Hey I currently have an aftermarket radio by Sony in my Cruze but it’s mounted under the factor monocolor radio in which is deactivated. Is there a dash kit to move the radio up higher to where the regular my link is


----------



## wrx5 (Oct 11, 2016)

Nice article @StLouisCPhT thanks for this. I have few questions:

I am not sure if it was available by the time when you installed C2550NEX but looks like there is C5500NEX is available and provides 8" screen instead of 6.8". C550NEX's screen is slightly bigger but it doesn't have buttons like the C2550NEX has. It seemed to me that they made the screen bigger by getting rid of the buttons and keeping the dimensions same. I can be wrong... C5500NEX has capacitive touch screen which is better in response.

Looks like your installation doesn't have reverse camera but seems like it is matter of buying a reverse camera and plugging it to the correct RCA input

TPMS appears on one of the screenshots. How did you get that? is it aftermarket or you car already has that? If it is aftermarket, could you tell us brand and model of TPMS device and where is it connected to? To Maestro RR?

You have mentioned that we will lose the functionality of stereo related buttons. How about on/off, volume and source control?

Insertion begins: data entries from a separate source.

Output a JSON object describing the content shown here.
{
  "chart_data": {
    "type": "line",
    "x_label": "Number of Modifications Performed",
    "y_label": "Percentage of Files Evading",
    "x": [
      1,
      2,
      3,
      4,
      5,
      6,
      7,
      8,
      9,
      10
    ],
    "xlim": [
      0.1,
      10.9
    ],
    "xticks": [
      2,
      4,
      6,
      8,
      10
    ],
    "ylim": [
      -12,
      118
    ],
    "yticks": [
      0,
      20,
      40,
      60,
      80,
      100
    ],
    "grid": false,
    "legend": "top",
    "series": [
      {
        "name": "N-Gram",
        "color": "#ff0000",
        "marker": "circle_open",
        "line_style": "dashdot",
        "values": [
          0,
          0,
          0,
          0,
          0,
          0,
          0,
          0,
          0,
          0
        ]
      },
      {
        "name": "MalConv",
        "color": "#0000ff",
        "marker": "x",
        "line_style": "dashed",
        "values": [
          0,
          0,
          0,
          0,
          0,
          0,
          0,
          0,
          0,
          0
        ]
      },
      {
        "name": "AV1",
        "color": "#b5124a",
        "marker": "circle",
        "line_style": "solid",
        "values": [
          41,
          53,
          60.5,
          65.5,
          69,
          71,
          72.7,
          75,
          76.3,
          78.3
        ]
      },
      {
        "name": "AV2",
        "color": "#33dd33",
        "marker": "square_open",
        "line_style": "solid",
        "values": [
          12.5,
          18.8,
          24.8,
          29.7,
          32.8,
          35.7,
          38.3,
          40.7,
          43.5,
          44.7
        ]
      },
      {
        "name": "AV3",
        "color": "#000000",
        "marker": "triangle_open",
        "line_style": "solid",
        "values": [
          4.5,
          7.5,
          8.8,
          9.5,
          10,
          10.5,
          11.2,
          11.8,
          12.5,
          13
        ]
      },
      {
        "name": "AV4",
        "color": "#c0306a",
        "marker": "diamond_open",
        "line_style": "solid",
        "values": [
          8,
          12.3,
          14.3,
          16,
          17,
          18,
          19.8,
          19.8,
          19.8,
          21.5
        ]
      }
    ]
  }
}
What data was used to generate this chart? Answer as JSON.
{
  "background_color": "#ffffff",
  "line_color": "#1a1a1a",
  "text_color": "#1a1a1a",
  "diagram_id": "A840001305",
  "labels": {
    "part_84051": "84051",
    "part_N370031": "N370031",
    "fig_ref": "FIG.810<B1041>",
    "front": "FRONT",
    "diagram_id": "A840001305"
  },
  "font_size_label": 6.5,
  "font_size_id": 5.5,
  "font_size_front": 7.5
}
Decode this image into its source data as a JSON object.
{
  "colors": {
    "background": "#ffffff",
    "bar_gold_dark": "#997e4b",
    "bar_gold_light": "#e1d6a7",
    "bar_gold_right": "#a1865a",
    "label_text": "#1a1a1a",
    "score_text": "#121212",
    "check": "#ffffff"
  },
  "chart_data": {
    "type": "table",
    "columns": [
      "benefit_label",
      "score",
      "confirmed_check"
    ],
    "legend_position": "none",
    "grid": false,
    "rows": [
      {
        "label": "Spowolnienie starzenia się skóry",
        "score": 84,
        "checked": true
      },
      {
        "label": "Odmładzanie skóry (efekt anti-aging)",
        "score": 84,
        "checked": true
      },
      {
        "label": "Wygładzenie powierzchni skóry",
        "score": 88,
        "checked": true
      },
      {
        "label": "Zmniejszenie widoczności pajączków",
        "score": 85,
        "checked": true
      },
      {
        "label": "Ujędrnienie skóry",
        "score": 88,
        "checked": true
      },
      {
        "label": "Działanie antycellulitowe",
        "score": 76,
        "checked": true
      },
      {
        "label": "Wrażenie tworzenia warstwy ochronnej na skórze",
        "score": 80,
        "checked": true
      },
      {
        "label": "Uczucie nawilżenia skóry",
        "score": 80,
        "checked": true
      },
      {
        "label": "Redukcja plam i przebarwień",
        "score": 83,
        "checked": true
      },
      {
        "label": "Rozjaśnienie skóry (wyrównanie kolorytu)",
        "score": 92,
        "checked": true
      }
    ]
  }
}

The last one is about the vehicle settings. Original head unit also let us do some settings for vehicle. Will they be retained?

Thanks in advance


----------



## Riboild (Aug 7, 2021)

Bump since I have been watching this thread for a while and just recently got the itch to mess my own and am curious to see what others are still involved with and have done recently... Thanks all btw who have contributed and are responsible for this incredible amount of magic!!!


----------



## Blasirl (Mar 31, 2015)

Riboild said:


> Bump since I have been watching this thread for a while and just recently got the itch to mess my own and am curious to see what others are still involved with and have done recently... Thanks all btw who have contributed and are responsible for this incredible amount of magic!!!


Welcome Aboard!

The OP has not been online here for about 3 mo's, but may be back sometime.

In the meantime, you are better off tagging individual contributors and asking pertinent questions as you will get higher quality feedback that way.

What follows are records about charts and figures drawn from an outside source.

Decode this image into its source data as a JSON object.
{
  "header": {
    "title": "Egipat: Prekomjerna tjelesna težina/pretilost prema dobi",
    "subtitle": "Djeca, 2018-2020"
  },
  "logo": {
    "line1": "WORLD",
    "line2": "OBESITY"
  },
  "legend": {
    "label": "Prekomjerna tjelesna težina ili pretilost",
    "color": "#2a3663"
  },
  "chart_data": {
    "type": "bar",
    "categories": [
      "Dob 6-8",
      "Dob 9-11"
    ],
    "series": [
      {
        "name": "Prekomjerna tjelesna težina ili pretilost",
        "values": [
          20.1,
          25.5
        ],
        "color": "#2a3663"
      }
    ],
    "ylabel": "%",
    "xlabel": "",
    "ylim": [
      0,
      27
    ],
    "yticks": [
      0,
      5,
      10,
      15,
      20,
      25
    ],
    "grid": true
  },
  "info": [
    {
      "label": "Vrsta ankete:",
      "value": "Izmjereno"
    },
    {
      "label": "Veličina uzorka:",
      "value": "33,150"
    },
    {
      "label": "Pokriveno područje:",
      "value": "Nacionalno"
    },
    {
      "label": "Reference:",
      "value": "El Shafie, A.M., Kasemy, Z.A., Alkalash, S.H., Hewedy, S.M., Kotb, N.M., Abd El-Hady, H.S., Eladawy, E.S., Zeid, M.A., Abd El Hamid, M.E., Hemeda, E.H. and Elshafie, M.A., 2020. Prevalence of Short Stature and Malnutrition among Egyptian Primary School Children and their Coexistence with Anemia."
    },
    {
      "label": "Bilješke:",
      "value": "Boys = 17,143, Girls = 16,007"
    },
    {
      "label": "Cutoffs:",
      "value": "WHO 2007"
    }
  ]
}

Don't forget to introduce yourself and your Cruze here.


----------



## btempyy (Mar 8, 2021)

StLouisCPhT said:


> For 1st Gen Cruze owners that would like to add Android Auto or Carplay to their vehicle with minimal modifications and keep the original look of their interior without resorting to off-shore clones of questionable quality - Pioneer is releasing the DMH-WC5700NEX in the summer of 2021. It is a digital media receiver version of the Cruze's radio & screen design and is intended for use in vehicles with limited dash installation space. It also supports wireless Android Auto and Apple CarPlay connections.
> 
> Installation is very easy. The screen is only half as deep as the original screen and about 1/8th inch shorter, so you will need to add some support for it on the screen bezel, but nothing that would be permanent and prevent you from going back to the original system later. (I used some small clear rubber feet.) You connect the factory USB port to the radio using a 3 foot male to female USB-A extension cable. The factory AM/FM and XM antennas will work with adapters. If you are upgrading from a Cruze that has the basic green, non-touch sceen display you will also need to purchase a different display bezel. Part number 95216932.
> 
> ...


Late reply, will this throw codes or send the car into TheftLock mode? Had the main “brain” of my Cruze replaced because it was VIN locked to the wrong VIN.


----------